Clark Art Institute Presents Lecture on Dine (Navajo) Artists Bertha and Fred Stevens Oct 29

On Tuesday, October 29, at 5:30 pm, the Clark Art Institute’s Research and Academic Program hosts a lecture by Clark Fellow Jessica Horton, assistant professor of modern and contemporary art history at the University of Delaware. Horton’s lecture, “Earth Diplomacy: Diné Arts of Reciprocity, 1966–1968,” will be held in the Clark’s auditorium, located in the Manton Research Center, and is free and open to the public.

Horton’s lecture examines Diné (Navajo) artists Bertha and Fred Stevens’ 1966–1968 tour commissioned by the United States government as an exercise of Cold War “soft power.” The artists traveled across Eurasia and Latin America to demonstrate weaving and sand painting. Drawing upon Indigenous knowledge, international relations theory, and the methods of eco-critical art history, Horton reframes the tour as a creative instance of what she calls “earth diplomacy.”

Horton’s research and teaching emphasize the centrality of Native North American art to a global story of modernity. Her first book, Art for an Undivided Earth: The American Indian Movement Generation (Duke University Press, 2017), traces the impact of Indigenous spatial struggles on artists working internationally since the 1970s. Her new book, Earth Diplomacy: Indigenous American Art and Reciprocity, 1953–1973, examines how artists revitalized longstanding Indigenous cultures of diplomacy in the unlikely shape of Cold War tours, translating Native political ecologies across two decades and four continents.

The next lecture in this series is Clark/Oakley Humanities Fellow Kirsten Scheid’s “Curating Jerusalem Actual and Possible: Political Lessons from a non-Euclidean City” on Tuesday, November 12, at 5:30 pm.

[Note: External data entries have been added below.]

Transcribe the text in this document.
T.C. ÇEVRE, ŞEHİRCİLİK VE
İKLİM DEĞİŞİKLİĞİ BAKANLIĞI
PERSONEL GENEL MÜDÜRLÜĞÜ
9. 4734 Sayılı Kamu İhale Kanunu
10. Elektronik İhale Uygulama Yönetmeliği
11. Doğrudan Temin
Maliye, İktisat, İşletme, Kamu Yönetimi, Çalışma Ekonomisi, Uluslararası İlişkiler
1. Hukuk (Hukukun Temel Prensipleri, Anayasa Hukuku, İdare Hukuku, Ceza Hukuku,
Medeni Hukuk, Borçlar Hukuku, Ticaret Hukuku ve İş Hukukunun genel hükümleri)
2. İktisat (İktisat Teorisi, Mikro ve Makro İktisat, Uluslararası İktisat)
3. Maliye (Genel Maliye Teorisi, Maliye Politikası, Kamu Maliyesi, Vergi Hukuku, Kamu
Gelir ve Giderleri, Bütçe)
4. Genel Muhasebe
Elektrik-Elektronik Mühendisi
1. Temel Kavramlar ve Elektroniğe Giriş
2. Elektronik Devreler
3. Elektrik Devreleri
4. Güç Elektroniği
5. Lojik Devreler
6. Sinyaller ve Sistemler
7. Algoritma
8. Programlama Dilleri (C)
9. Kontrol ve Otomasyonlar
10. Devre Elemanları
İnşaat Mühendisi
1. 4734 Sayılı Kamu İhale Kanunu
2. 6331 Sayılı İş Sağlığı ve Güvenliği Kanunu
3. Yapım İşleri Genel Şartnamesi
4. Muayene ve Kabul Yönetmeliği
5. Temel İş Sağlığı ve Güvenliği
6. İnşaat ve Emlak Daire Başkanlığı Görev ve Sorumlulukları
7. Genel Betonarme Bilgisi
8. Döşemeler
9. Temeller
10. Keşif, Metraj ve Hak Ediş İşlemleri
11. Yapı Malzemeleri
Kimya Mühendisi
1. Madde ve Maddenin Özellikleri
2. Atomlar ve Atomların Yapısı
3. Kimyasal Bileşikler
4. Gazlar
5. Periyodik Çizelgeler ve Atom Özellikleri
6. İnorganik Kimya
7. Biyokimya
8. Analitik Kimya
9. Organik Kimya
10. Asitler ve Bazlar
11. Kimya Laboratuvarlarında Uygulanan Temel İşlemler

The Clark Art Institute, located in the Berkshires of western Massachusetts, is one of a small number of institutions globally that is both an art museum and a center for research, critical discussion, and higher education in the visual arts. Opened in 1955, the Clark houses exceptional European and American paintings and sculpture, extensive collections of master prints and drawings, English silver, and early photography. Acting as convener through its Research and Academic Program, the Clark gathers an international community of scholars to participate in a lively program of conferences, colloquia, and workshops on topics of vital importance to the visual arts. The Clark library, consisting of more than 275,000 volumes, is one of the nation’s premier art history libraries. The Clark also houses and co-sponsors the Williams College Graduate Program in the History of Art.